The key, it turns out, is right under our noses. Mindfulness has come under fire of late as a “hot trend” or as “hippy dippy” by others. Neither are accurate. Mindfulness, defined by the great teacher Jon Kabat-Zinn, is “paying attention in a particular way: on purpose, in the present moment, and nonjudgmentally” (PositivePsychology.com).
So how does this help us help our athletes? Well first off, it helps us help ourselves. We as coaches are performers in our own right, prone to the ups and downs that are inherent in the game, and in need of modeling the sort of calm, cool demeanor we would request of our players. Second, our athletes are bombarded with judgment. By their parents, by their peers, by the crowds, by us as coaches. By providing them with a simple tool to avoid harsh judgment they can begin to play in a more free, unencumbered manner. Third, by practicing mindfulness our players can sustain their focus on the most important play – the present one – time and time again. Of course, such a task is simple but not easy. And that is where our breath comes in.
We tell ourselves and our athletes to take a deep breath, and this is sound advice. However, one deep breath without intent or prior practice doesn’t have the same strength of impact as a breath coupled with a positive cue word, a mind trained to refocus fast, or the ability to recognize via that breath that our minds have off and wandered.
Take a moment right now, as you read this. Sit up in your chair. Feel the soles of your feet touching the ground fully and feel your back pressed against the seat of your chair. Sit up straight. Now, take a moment to breathe in, through your nose and in doing so, fill your diaphragm (the area above and behind your belly button) first. Once your diaphragm has filled, then continue the breath to expand the lungs and finally raise the shoulders to the top of your breath. Pause for a one count, then release out through your nose or mouth. A single proper nose breath – as opposed to breathing in through our mouths – increases the oxygen delivered to the lungs by 10-20% and reduces the workload on the heart (ScienceDirect.com).
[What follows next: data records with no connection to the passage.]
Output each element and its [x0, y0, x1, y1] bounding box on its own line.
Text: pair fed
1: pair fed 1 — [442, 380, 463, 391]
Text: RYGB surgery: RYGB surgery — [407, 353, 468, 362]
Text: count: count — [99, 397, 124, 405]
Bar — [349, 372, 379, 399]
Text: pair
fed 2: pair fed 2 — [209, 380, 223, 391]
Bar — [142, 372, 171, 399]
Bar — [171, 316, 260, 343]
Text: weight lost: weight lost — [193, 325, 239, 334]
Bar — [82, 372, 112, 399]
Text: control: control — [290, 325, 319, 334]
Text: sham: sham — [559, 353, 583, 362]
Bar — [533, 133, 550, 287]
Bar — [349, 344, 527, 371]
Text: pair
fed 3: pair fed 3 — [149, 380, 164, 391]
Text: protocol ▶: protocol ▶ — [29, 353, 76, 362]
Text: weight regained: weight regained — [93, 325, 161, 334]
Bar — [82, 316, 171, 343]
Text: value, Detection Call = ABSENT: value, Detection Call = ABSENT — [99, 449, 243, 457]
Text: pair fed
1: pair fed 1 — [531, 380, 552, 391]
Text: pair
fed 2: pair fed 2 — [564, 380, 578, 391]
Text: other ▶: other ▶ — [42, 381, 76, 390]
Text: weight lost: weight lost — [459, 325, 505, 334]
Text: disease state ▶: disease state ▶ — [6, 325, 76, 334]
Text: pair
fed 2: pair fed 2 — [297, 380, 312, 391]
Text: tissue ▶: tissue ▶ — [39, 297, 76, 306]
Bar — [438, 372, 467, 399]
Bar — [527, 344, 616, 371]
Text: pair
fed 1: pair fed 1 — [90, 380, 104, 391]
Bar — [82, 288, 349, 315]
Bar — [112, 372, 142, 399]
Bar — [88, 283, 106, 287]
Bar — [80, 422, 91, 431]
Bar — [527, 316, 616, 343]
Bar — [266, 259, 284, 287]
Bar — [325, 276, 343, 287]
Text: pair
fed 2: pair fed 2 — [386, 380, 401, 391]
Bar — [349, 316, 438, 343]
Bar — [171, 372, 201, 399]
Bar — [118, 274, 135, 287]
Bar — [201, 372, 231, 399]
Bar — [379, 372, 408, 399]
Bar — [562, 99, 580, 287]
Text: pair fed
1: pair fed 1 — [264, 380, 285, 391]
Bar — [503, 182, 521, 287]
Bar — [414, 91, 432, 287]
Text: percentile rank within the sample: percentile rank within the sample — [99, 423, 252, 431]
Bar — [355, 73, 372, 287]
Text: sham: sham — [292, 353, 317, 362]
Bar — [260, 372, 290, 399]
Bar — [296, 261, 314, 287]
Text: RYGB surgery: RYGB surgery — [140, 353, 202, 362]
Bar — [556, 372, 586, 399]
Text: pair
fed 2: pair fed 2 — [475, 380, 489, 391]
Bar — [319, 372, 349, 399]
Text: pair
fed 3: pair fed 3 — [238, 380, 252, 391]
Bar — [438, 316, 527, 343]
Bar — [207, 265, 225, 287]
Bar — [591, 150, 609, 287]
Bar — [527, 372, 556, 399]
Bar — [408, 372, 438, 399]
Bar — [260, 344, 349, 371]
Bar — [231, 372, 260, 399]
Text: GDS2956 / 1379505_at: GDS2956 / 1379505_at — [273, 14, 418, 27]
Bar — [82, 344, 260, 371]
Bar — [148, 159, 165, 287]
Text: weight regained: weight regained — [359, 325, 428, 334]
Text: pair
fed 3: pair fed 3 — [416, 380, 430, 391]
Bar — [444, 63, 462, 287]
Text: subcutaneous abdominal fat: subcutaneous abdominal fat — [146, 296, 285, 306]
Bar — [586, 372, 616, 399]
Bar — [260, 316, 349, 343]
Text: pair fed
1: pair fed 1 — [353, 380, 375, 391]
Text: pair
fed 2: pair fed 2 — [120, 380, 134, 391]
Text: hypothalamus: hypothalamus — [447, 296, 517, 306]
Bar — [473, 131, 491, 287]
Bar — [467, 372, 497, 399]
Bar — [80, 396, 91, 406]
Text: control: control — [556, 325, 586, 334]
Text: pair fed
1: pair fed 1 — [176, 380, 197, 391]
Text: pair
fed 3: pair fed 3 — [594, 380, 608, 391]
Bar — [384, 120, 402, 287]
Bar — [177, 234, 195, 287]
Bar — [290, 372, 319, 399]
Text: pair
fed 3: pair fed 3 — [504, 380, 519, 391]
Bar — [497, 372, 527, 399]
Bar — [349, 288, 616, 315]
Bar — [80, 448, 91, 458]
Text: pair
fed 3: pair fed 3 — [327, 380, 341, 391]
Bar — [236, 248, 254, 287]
Taking just 10 minutes out of your day to practice intentional nose breaths, perhaps using one of a variety of meditation apps such as Headspace, Calm, or Mindfulness, allows you to intentionally practice this distinctive manner of breathing. Further, it helps us recognize when our attention has wandered and brings us back to the most important moment (or play) – the current one. With practice meditating, a player is more able to recognize when they have lost their way and come back to focusing on the task at hand. Then, one deep breath when needed reminds them: I’m here, now.
Coaches, players: consider one of these apps to improve your own coaching practice and certainly pass them along to your players for their benefit. Mindfulness is not a trend, a fad, or meant for the hippy generation. It’s meant for you, your team, right here, right now!